An advanced, LLM-controlled power grid simulation system integrating electrical power flow analysis, traffic management, electric vehicle simulation, and Vehicle-to-Grid (V2G) energy trading. Built for Manhattan's power infrastructure with AI-driven scenario orchestration, natural language control, and realistic time-of-day simulations.
🚀 What's New: Unlike traditional grid simulators, this system features LLM-to-Map commands allowing natural language control of the entire simulation, dynamic rush hour scenarios with time-based vehicle patterns, weather integration, and AI-orchestrated time progression.

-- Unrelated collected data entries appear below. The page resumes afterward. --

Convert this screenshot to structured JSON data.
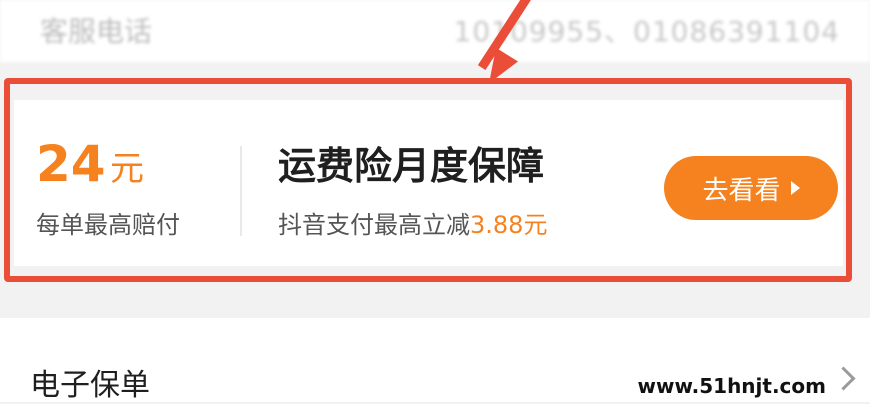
{
  "service_row": {
    "label": "客服电话",
    "value": "10109955、01086391104"
  },
  "insurance_card": {
    "amount": "24",
    "amount_unit": "元",
    "amount_caption": "每单最高赔付",
    "title": "运费险月度保障",
    "subtitle_prefix": "抖音支付最高立减",
    "subtitle_amount": "3.88元",
    "cta_label": "去看看"
  },
  "bottom_row": {
    "label": "电子保单",
    "watermark": "www.51hnjt.com"
  },
  "colors": {
    "accent": "#f5821f",
    "highlight_border": "#ea4e38"
  }
}
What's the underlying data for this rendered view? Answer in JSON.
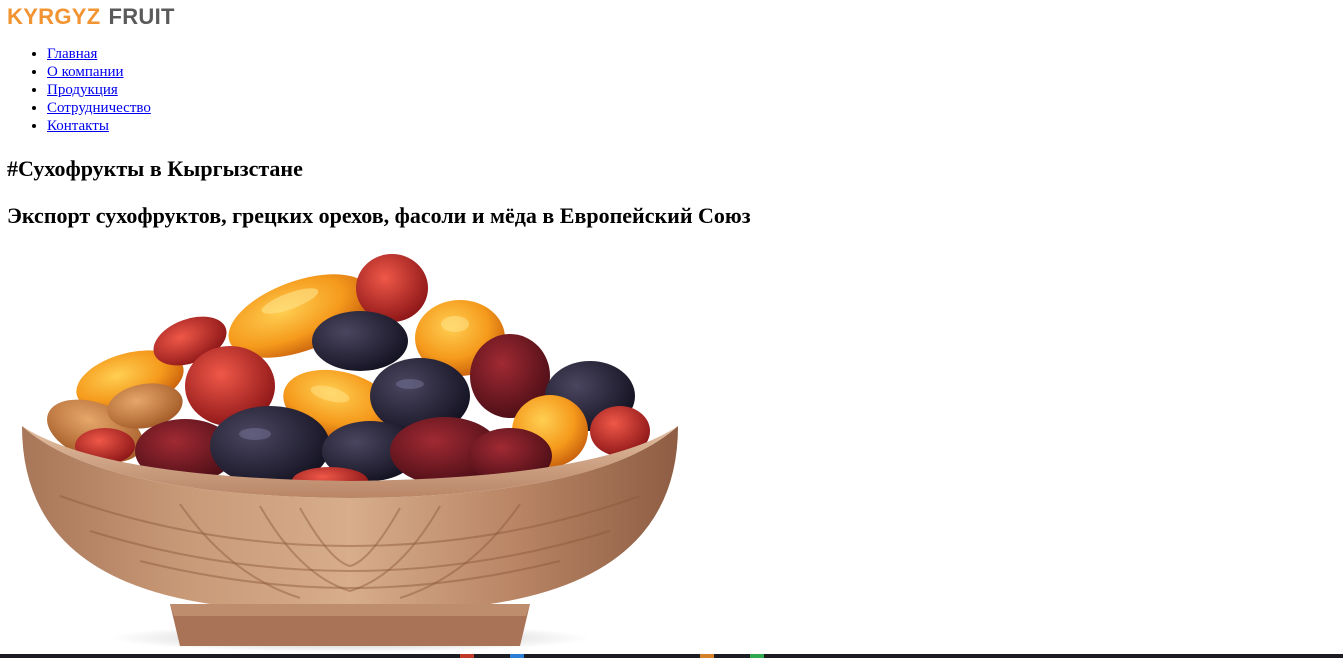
{
  "logo": {
    "part1": "KYRGYZ",
    "part2": "FRUIT",
    "part1_color": "#f29431",
    "part2_color": "#5a5a5a"
  },
  "nav": {
    "items": [
      {
        "label": "Главная"
      },
      {
        "label": "О компании"
      },
      {
        "label": "Продукция"
      },
      {
        "label": "Сотрудничество"
      },
      {
        "label": "Контакты"
      }
    ]
  },
  "main": {
    "heading": "#Сухофрукты в Кыргызстане",
    "subheading": "Экспорт сухофруктов, грецких орехов, фасоли и мёда в Европейский Союз",
    "hero_image": "bowl-of-dried-fruits"
  }
}
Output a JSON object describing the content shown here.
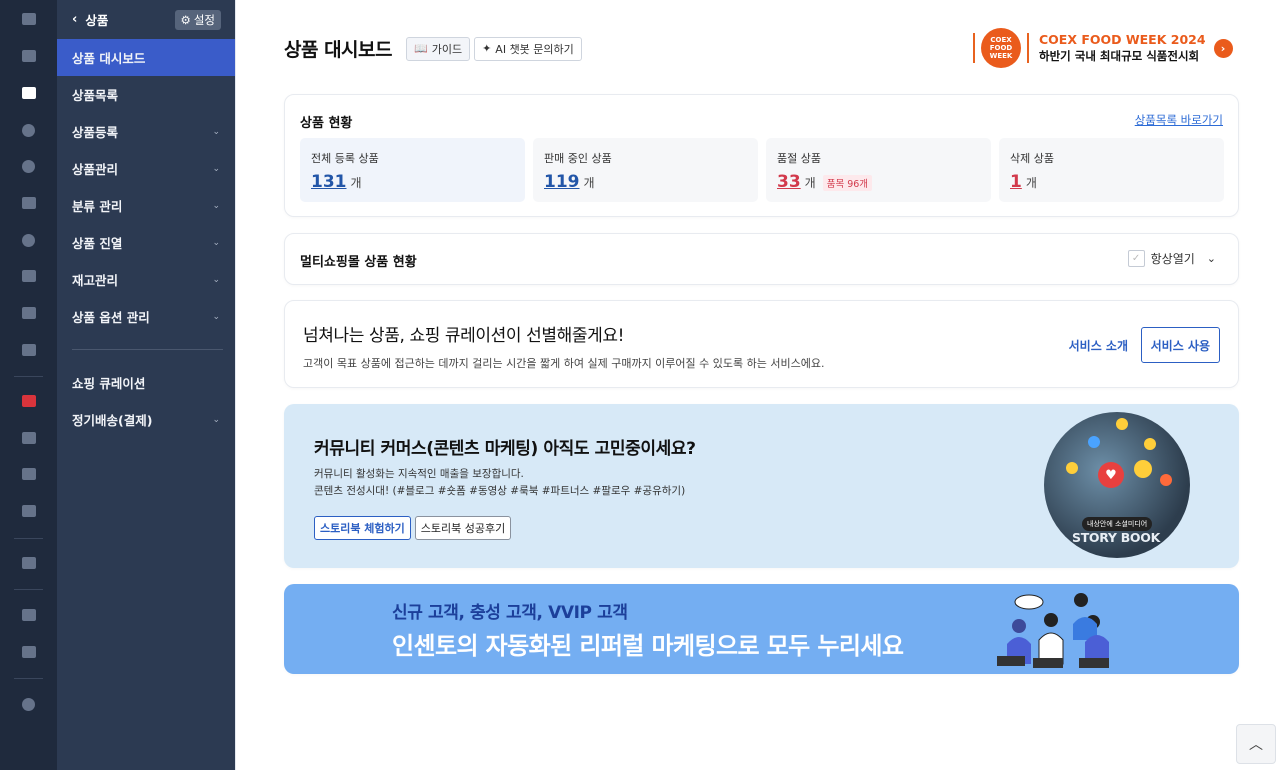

This project extends the base SumoXPypsa framework with groundbreaking LLM integration that brings unprecedented control and realism:
| Feature | Base SumoXPypsa | This Project (LLM Enhanced) |
|---|---|---|
| Control Interface | Manual API calls | Natural language commands via AI |
| Traffic Patterns | Static vehicle count | Dynamic, time-based vehicle scaling |
| Scenarios | Basic failure testing | Rush hour, weather, time-of-day orchestration |
| Load Modeling | Fixed loads | Temperature-sensitive, time-varying loads |
| System Integration | Separate components | AI-orchestrated unified scenarios |
| User Experience | Technical commands | Conversational, intelligent control |
Example: Instead of making multiple API calls to configure a morning rush hour scenario, simply tell the AI: "Simulate morning rush hour with hot weather" and watch the system intelligently configure vehicles, loads, temperature, and traffic patterns.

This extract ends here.